With most palm trees, the biggest problems are razor-sharp leaves and equally sharp thorns. There are a few, however, that are toxic and can cause serious medical problems and even death if ingested. Do not plant toxic palm trees where young children and pets can get access to them. Pick up and dispose of any leaves, fruit or stems that fall to the ground. Being extra cautious is better than not being cautious enough.

Formosa Palm

Formosa palm (Arenga engleri) is also called Taiwan sugar palm, dwarf sugar palm and Taiwan arenga palm. The fruit is toxic and can cause a severe allergic skin reaction. The tree grows to 10 feet tall with a spread of 16 feet and produces dark olive, fishtail-shaped leaves that grow up to 8 feet long.

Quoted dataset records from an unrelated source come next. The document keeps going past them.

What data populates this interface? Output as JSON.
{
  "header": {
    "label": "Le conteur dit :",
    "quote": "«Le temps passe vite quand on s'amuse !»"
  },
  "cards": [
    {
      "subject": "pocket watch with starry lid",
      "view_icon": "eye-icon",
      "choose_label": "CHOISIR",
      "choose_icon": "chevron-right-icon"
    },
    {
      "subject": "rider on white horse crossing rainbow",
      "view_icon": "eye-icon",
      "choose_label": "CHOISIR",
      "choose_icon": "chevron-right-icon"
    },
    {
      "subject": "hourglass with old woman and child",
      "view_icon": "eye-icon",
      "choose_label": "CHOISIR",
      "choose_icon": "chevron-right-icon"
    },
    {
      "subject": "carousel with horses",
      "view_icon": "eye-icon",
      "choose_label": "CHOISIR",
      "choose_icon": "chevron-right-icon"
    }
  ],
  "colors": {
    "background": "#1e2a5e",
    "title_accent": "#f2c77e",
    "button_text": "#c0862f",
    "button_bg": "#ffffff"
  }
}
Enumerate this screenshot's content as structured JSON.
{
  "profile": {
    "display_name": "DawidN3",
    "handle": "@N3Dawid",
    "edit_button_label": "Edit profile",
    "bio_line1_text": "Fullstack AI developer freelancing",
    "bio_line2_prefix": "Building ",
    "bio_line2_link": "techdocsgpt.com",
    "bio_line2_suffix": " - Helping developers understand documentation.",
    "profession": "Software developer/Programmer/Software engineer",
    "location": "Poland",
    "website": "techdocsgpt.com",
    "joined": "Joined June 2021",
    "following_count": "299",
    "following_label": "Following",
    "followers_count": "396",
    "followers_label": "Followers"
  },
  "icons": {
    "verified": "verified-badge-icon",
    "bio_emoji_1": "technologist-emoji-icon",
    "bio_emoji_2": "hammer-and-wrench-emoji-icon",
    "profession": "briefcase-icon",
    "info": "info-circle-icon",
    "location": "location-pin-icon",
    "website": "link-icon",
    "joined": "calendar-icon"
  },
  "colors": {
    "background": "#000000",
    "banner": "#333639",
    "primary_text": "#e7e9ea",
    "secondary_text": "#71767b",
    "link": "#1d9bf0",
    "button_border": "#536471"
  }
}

The red, orange or green flowers grow on stalks and are both male and female. The female flowers produce red or deep purple fruits less than 1 inch in diameter. Plant the Formosa palm in partial shade and in rich, moist, well-drained soil. The plant does not do well in a salty environment. The Formosa palm can be grown in all but a small section of northern Florida.

Fishtail Palm

The fruit of the fishtail palm (Caryota mitis) contains oxalic acid which is toxic when ingested and can cause severe chemical burns when it comes in contact with the skin. The tree grows up to 25 feet tall and 12 feet wide and produces stems that are topped with light green leaves that grow up to 9 feet long and red fruits. Plant the fishtail palm in full sun, partial shade or full shade and in moist, well drained soil. The tree is hardy in southern Florida.

Queen Sago

Queen sago (Cycas circinalis) is also known as false sago and fern palm. The tree contains neurotoxins that can paralyze or kill if ingested. The plant grows up to 20 feet tall and produces feather-like leaves that grow up to 8 feet long. The tree will be either male or female, and one of each is needed to produce fruit. Each tree produces cones in the fall, and the female cones produce large orange seeds. Plant the queen sago in full sun and in a loose, sandy, well-drained soil. The queen sago is only hardy in southern Florida and the Florida Keys.